So, the video game case came down today, Brown v. EMA. First off, a tip of the hat to SCOTUS for A) coming out the right way and declaring California's violent video games for minors ban unconstitutional and B) reaching the actual merits, rather than settling on the fairly obvious vagueness concerns. But the 7 - 2 still leaves me a little puzzled, mainly for Justice Breyer's dissent.
Note: Justice Thomas was the other dissenter. While I don't agree with his minors-have-no-speech-rights theory, at least it's consistent with Morse. Let's save the scary implications of that position for another day.

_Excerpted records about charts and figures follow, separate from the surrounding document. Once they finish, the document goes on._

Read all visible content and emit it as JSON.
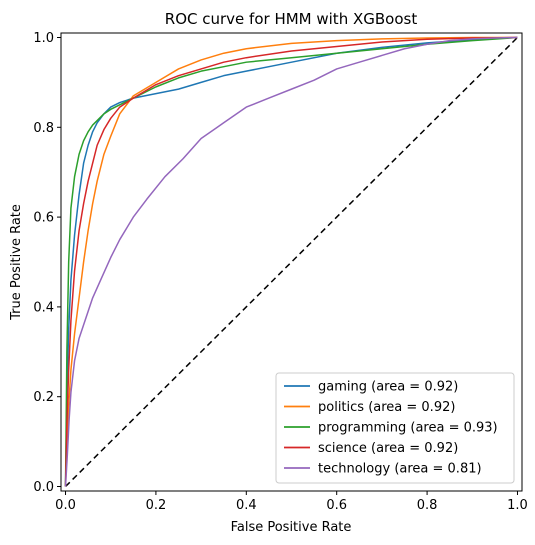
{
  "chart_data": {
    "type": "line",
    "title": "ROC curve for HMM with XGBoost",
    "xlabel": "False Positive Rate",
    "ylabel": "True Positive Rate",
    "xlim": [
      -0.01,
      1.01
    ],
    "ylim": [
      -0.01,
      1.01
    ],
    "x_ticks": [
      0.0,
      0.2,
      0.4,
      0.6,
      0.8,
      1.0
    ],
    "x_tick_labels": [
      "0.0",
      "0.2",
      "0.4",
      "0.6",
      "0.8",
      "1.0"
    ],
    "y_ticks": [
      0.0,
      0.2,
      0.4,
      0.6,
      0.8,
      1.0
    ],
    "y_tick_labels": [
      "0.0",
      "0.2",
      "0.4",
      "0.6",
      "0.8",
      "1.0"
    ],
    "grid": false,
    "legend_position": "lower-right",
    "series": [
      {
        "name": "gaming (area = 0.92)",
        "color": "#1f77b4",
        "x": [
          0.0,
          0.003,
          0.007,
          0.012,
          0.02,
          0.03,
          0.04,
          0.05,
          0.06,
          0.07,
          0.085,
          0.1,
          0.12,
          0.15,
          0.2,
          0.25,
          0.3,
          0.35,
          0.4,
          0.5,
          0.6,
          0.7,
          0.8,
          0.9,
          1.0
        ],
        "y": [
          0.0,
          0.2,
          0.35,
          0.46,
          0.56,
          0.65,
          0.72,
          0.76,
          0.79,
          0.81,
          0.83,
          0.845,
          0.855,
          0.865,
          0.875,
          0.885,
          0.9,
          0.915,
          0.925,
          0.945,
          0.965,
          0.978,
          0.988,
          0.995,
          1.0
        ]
      },
      {
        "name": "politics (area = 0.92)",
        "color": "#ff7f0e",
        "x": [
          0.0,
          0.003,
          0.007,
          0.012,
          0.02,
          0.03,
          0.04,
          0.05,
          0.06,
          0.07,
          0.085,
          0.1,
          0.12,
          0.15,
          0.2,
          0.25,
          0.3,
          0.35,
          0.4,
          0.5,
          0.6,
          0.7,
          0.8,
          0.9,
          1.0
        ],
        "y": [
          0.0,
          0.09,
          0.18,
          0.26,
          0.34,
          0.42,
          0.5,
          0.57,
          0.63,
          0.68,
          0.74,
          0.78,
          0.83,
          0.87,
          0.9,
          0.93,
          0.95,
          0.965,
          0.975,
          0.987,
          0.993,
          0.997,
          0.999,
          1.0,
          1.0
        ]
      },
      {
        "name": "programming (area = 0.93)",
        "color": "#2ca02c",
        "x": [
          0.0,
          0.003,
          0.007,
          0.012,
          0.02,
          0.03,
          0.04,
          0.05,
          0.06,
          0.07,
          0.085,
          0.1,
          0.12,
          0.15,
          0.2,
          0.25,
          0.3,
          0.35,
          0.4,
          0.5,
          0.6,
          0.7,
          0.8,
          0.9,
          1.0
        ],
        "y": [
          0.0,
          0.3,
          0.5,
          0.62,
          0.69,
          0.74,
          0.77,
          0.79,
          0.805,
          0.815,
          0.83,
          0.84,
          0.85,
          0.865,
          0.89,
          0.91,
          0.925,
          0.935,
          0.945,
          0.955,
          0.965,
          0.975,
          0.985,
          0.993,
          1.0
        ]
      },
      {
        "name": "science (area = 0.92)",
        "color": "#d62728",
        "x": [
          0.0,
          0.003,
          0.007,
          0.012,
          0.02,
          0.03,
          0.04,
          0.05,
          0.06,
          0.07,
          0.085,
          0.1,
          0.12,
          0.15,
          0.2,
          0.25,
          0.3,
          0.35,
          0.4,
          0.5,
          0.6,
          0.7,
          0.8,
          0.9,
          1.0
        ],
        "y": [
          0.0,
          0.14,
          0.26,
          0.37,
          0.48,
          0.57,
          0.63,
          0.68,
          0.72,
          0.76,
          0.795,
          0.82,
          0.845,
          0.865,
          0.895,
          0.915,
          0.93,
          0.945,
          0.955,
          0.97,
          0.98,
          0.99,
          0.996,
          0.999,
          1.0
        ]
      },
      {
        "name": "technology (area = 0.81)",
        "color": "#9467bd",
        "x": [
          0.0,
          0.004,
          0.008,
          0.012,
          0.02,
          0.03,
          0.04,
          0.05,
          0.06,
          0.08,
          0.1,
          0.12,
          0.15,
          0.18,
          0.22,
          0.26,
          0.3,
          0.35,
          0.4,
          0.45,
          0.5,
          0.55,
          0.6,
          0.65,
          0.7,
          0.75,
          0.8,
          0.85,
          0.9,
          0.95,
          1.0
        ],
        "y": [
          0.0,
          0.07,
          0.15,
          0.21,
          0.28,
          0.33,
          0.36,
          0.39,
          0.42,
          0.465,
          0.51,
          0.55,
          0.6,
          0.64,
          0.69,
          0.73,
          0.775,
          0.81,
          0.845,
          0.865,
          0.885,
          0.905,
          0.93,
          0.945,
          0.96,
          0.975,
          0.985,
          0.993,
          0.997,
          0.999,
          1.0
        ]
      }
    ],
    "reference_line": {
      "x": [
        0.0,
        1.0
      ],
      "y": [
        0.0,
        1.0
      ],
      "color": "#000000",
      "style": "dashed"
    }
  }
}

Justice Breyer's dissent forced me to don a strange expression, a mixture of confusion and embarrassment (a look I normally reserve for public moments of gastric distress). As I was reading Justice Breyer's defense of the California video game law, I was waiting to read the words - Super Psych, or at the very least an embedded link to Cool Story, Hansel! This couldn't be the same Justice Breyer who called BS in the HLP dissent, who tore apart the majority's claims of least restrictive means and advancement of a compelling purpose. Justice Breyer's dissent in Humanitarian Law Project chided the majority for applying a Strict-in-name-only Scrutiny (I will not use SINO-scrutiny in this blog post, but I am oh so tempted) and allowing the material support statute to survive a facial challenge. He then went on to apply only intermediate scrutiny and still strangled the statute for lack of a mens rea requirement (albeit in dissent).

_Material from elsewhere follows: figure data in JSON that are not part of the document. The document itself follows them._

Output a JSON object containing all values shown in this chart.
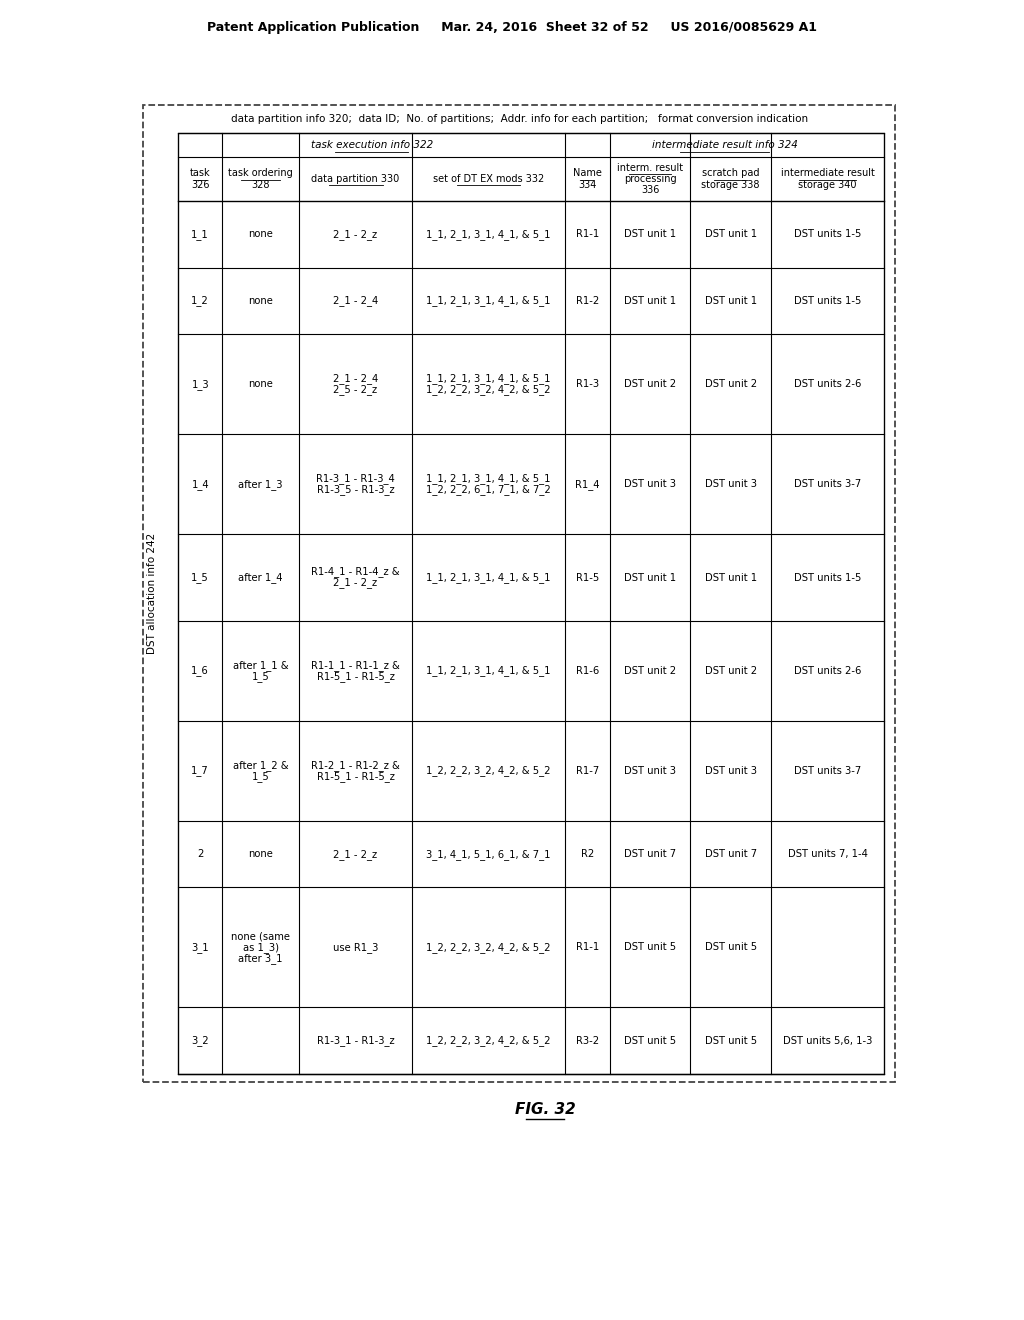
{
  "header": "Patent Application Publication     Mar. 24, 2016  Sheet 32 of 52     US 2016/0085629 A1",
  "figure_label": "FIG. 32",
  "top_label": "data partition info 320;  data ID;  No. of partitions;  Addr. info for each partition;   format conversion indication",
  "dst_label": "DST allocation info 242",
  "task_exec_label": "task execution info 322",
  "interm_result_label": "intermediate result info 324",
  "col_headers": [
    [
      "task",
      "326"
    ],
    [
      "task ordering",
      "328"
    ],
    [
      "data partition 330"
    ],
    [
      "set of DT EX mods 332"
    ],
    [
      "Name",
      "334"
    ],
    [
      "interm. result",
      "processing",
      "336"
    ],
    [
      "scratch pad",
      "storage 338"
    ],
    [
      "intermediate result",
      "storage 340"
    ]
  ],
  "col_props": [
    0.055,
    0.095,
    0.14,
    0.19,
    0.055,
    0.1,
    0.1,
    0.14
  ],
  "rows": [
    [
      "1_1",
      "none",
      "2_1 - 2_z",
      "1_1, 2_1, 3_1, 4_1, & 5_1",
      "R1-1",
      "DST unit 1",
      "DST unit 1",
      "DST units 1-5"
    ],
    [
      "1_2",
      "none",
      "2_1 - 2_4",
      "1_1, 2_1, 3_1, 4_1, & 5_1",
      "R1-2",
      "DST unit 1",
      "DST unit 1",
      "DST units 1-5"
    ],
    [
      "1_3",
      "none",
      "2_1 - 2_4\n2_5 - 2_z",
      "1_1, 2_1, 3_1, 4_1, & 5_1\n1_2, 2_2, 3_2, 4_2, & 5_2",
      "R1-3",
      "DST unit 2",
      "DST unit 2",
      "DST units 2-6"
    ],
    [
      "1_4",
      "after 1_3",
      "R1-3_1 - R1-3_4\nR1-3_5 - R1-3_z",
      "1_1, 2_1, 3_1, 4_1, & 5_1\n1_2, 2_2, 6_1, 7_1, & 7_2",
      "R1_4",
      "DST unit 3",
      "DST unit 3",
      "DST units 3-7"
    ],
    [
      "1_5",
      "after 1_4",
      "R1-4_1 - R1-4_z &\n2_1 - 2_z",
      "1_1, 2_1, 3_1, 4_1, & 5_1",
      "R1-5",
      "DST unit 1",
      "DST unit 1",
      "DST units 1-5"
    ],
    [
      "1_6",
      "after 1_1 &\n1_5",
      "R1-1_1 - R1-1_z &\nR1-5_1 - R1-5_z",
      "1_1, 2_1, 3_1, 4_1, & 5_1",
      "R1-6",
      "DST unit 2",
      "DST unit 2",
      "DST units 2-6"
    ],
    [
      "1_7",
      "after 1_2 &\n1_5",
      "R1-2_1 - R1-2_z &\nR1-5_1 - R1-5_z",
      "1_2, 2_2, 3_2, 4_2, & 5_2",
      "R1-7",
      "DST unit 3",
      "DST unit 3",
      "DST units 3-7"
    ],
    [
      "2",
      "none",
      "2_1 - 2_z",
      "3_1, 4_1, 5_1, 6_1, & 7_1",
      "R2",
      "DST unit 7",
      "DST unit 7",
      "DST units 7, 1-4"
    ],
    [
      "3_1",
      "none (same\nas 1_3)\nafter 3_1",
      "use R1_3",
      "1_2, 2_2, 3_2, 4_2, & 5_2",
      "R1-1",
      "DST unit 5",
      "DST unit 5",
      ""
    ],
    [
      "3_2",
      "",
      "R1-3_1 - R1-3_z",
      "1_2, 2_2, 3_2, 4_2, & 5_2",
      "R3-2",
      "DST unit 5",
      "DST unit 5",
      "DST units 5,6, 1-3"
    ]
  ],
  "row_hprops": [
    1.0,
    1.0,
    1.5,
    1.5,
    1.3,
    1.5,
    1.5,
    1.0,
    1.8,
    1.0
  ]
}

But here, Justice Breyer was fine with CA's attempt to shoehorn violent video games into a Miller framework, finding that the statute was narrowly tailored and served a compelling interest. What? How did this happen? After Justice Breyer dispenses with the vagueness issue, he finds that the statute is narrowly drawn, because it "prevents no one from playing a video game, it prevents no adult from buying a video game, and it prevents no child or adolescent from obtaining a game provided a parent is willing to help." But surely there is a burden on game makers, surely this law is practically designed to slow the creation and sale of violent video games generally. Wouldn't this prohibit game sales to adults lacking ID? Do we really think this won't chill the purchase or production of these items? One can always come up with a less restrictive way; that's why, before HLP, Strict Scrutiny was a statute death sentence.

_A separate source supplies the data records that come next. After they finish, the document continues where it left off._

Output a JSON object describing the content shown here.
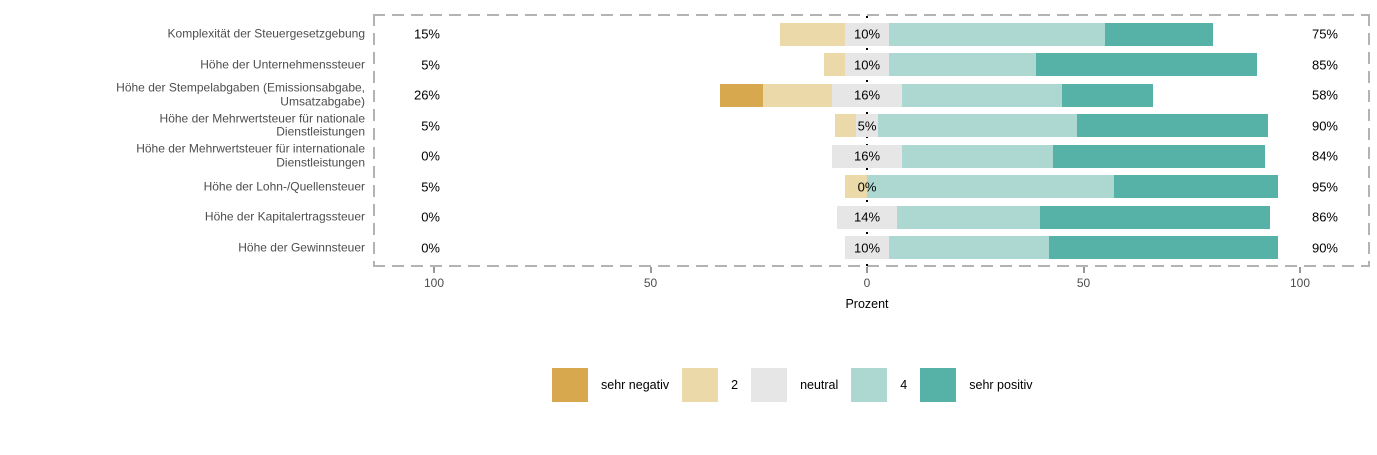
{
  "chart_data": {
    "type": "diverging-stacked-bar",
    "title": "",
    "x_axis": {
      "title": "Prozent",
      "ticks": [
        {
          "value": -100,
          "label": "100"
        },
        {
          "value": -50,
          "label": "50"
        },
        {
          "value": 0,
          "label": "0"
        },
        {
          "value": 50,
          "label": "50"
        },
        {
          "value": 100,
          "label": "100"
        }
      ],
      "range": [
        -114,
        116
      ]
    },
    "categories": [
      "Komplexität der Steuergesetzgebung",
      "Höhe der Unternehmenssteuer",
      "Höhe der Stempelabgaben (Emissionsabgabe,\nUmsatzabgabe)",
      "Höhe der Mehrwertsteuer für nationale\nDienstleistungen",
      "Höhe der Mehrwertsteuer für internationale\nDienstleistungen",
      "Höhe der Lohn-/Quellensteuer",
      "Höhe der Kapitalertragssteuer",
      "Höhe der Gewinnsteuer"
    ],
    "series": [
      {
        "name": "sehr negativ",
        "color": "#D8A84F",
        "values": [
          0,
          0,
          10,
          0,
          0,
          0,
          0,
          0
        ]
      },
      {
        "name": "2",
        "color": "#EBD9A9",
        "values": [
          15,
          5,
          16,
          5,
          0,
          5,
          0,
          0
        ]
      },
      {
        "name": "neutral",
        "color": "#E6E6E6",
        "values": [
          10,
          10,
          16,
          5,
          16,
          0,
          14,
          10
        ]
      },
      {
        "name": "4",
        "color": "#ADD8D2",
        "values": [
          50,
          34,
          37,
          46,
          35,
          57,
          33,
          37
        ]
      },
      {
        "name": "sehr positiv",
        "color": "#56B1A6",
        "values": [
          25,
          51,
          21,
          44,
          49,
          38,
          53,
          53
        ]
      }
    ],
    "row_labels": {
      "left": [
        "15%",
        "5%",
        "26%",
        "5%",
        "0%",
        "5%",
        "0%",
        "0%"
      ],
      "center": [
        "10%",
        "10%",
        "16%",
        "5%",
        "16%",
        "0%",
        "14%",
        "10%"
      ],
      "right": [
        "75%",
        "85%",
        "58%",
        "90%",
        "84%",
        "95%",
        "86%",
        "90%"
      ]
    },
    "legend": [
      {
        "label": "sehr negativ",
        "color": "#D8A84F"
      },
      {
        "label": "2",
        "color": "#EBD9A9"
      },
      {
        "label": "neutral",
        "color": "#E6E6E6"
      },
      {
        "label": "4",
        "color": "#ADD8D2"
      },
      {
        "label": "sehr positiv",
        "color": "#56B1A6"
      }
    ]
  },
  "colors": {
    "background": "#FFFFFF",
    "panel_border": "#B3B3B3",
    "zero_line": "#000000",
    "axis_text": "#4D4D4D",
    "value_text": "#000000"
  }
}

Justice Breyer says that upholding the statute wouldn't invite a wave of censorship in traditional media, due to the fact that "a typical video game involves a significant amount of physical activity." I don't believe that this law only applies to Wii games. I can see the future pop-up book legislation now, but thankfully those less physically demanding books are safe. And interactivity can't force a different result (first they came for the choose your own adventure books, and I was not a choose your own adventure book so I did nothing . . . ).
The compelling interest section of Justice Breyer's argument then focuses on video games as a teaching tool and increased aggression in violent video game players. I never thought that Jack Thompson and Justice Breyer would be nodding in agreement, but here we are. I used to work in the field of educational video games, and I will tackle the "video games as murder trainers" argument in another post. The research for video game violence is not a slam dunk; there are a large number of ways to reduce the aggression of minors, etc. Any discussion of this topic needs to take two things into account: the enterprise of banning minors from buying 18+ games will require ID checks and other costs that retailers may choose to avoid by declining to carry any 18+ titles; and the rating of video games is notoriously subjective (for those of you who are interested in game rating procedures, I point you to the Hot Coffee Mod and the less famous Elder Scrolls Skin stories).
To sum up: Justice Breyer in HLP strongly implies that nothing or almost nothing survives Strict Scrutiny in the Speech context, but then he goes on to apply SS and uphold a (in this writer's ever so humble opinion) really crappy statute. Where have you gone Justice Breyer, the nation turns its lonely eyes to you, whoo whoo whoo.
NOTE: I do acknowledge that Justice Breyer wrote in dissent in U.S. v. Playboy, and there he voted to uphold pornography zoning on cable television. However, that case was a much tougher call (5-4; in fact, I would wager that the dissent in that case started off as a majority opinion) and had the (usually) winning combination of sex and kids. Here, there was only kids and a finding of possible harm. You subtract the sex and you lose Justice Scalia's vote (a dissenter in Playboy). And when that possible harm is exposure to violence, a favorite flavor of almost all Western Literature, you aren't going to carry much of the court.
(Andrew Moshirnia is a recent graduate of Harvard Law School. He won't mention the fact that he loves apophasis.)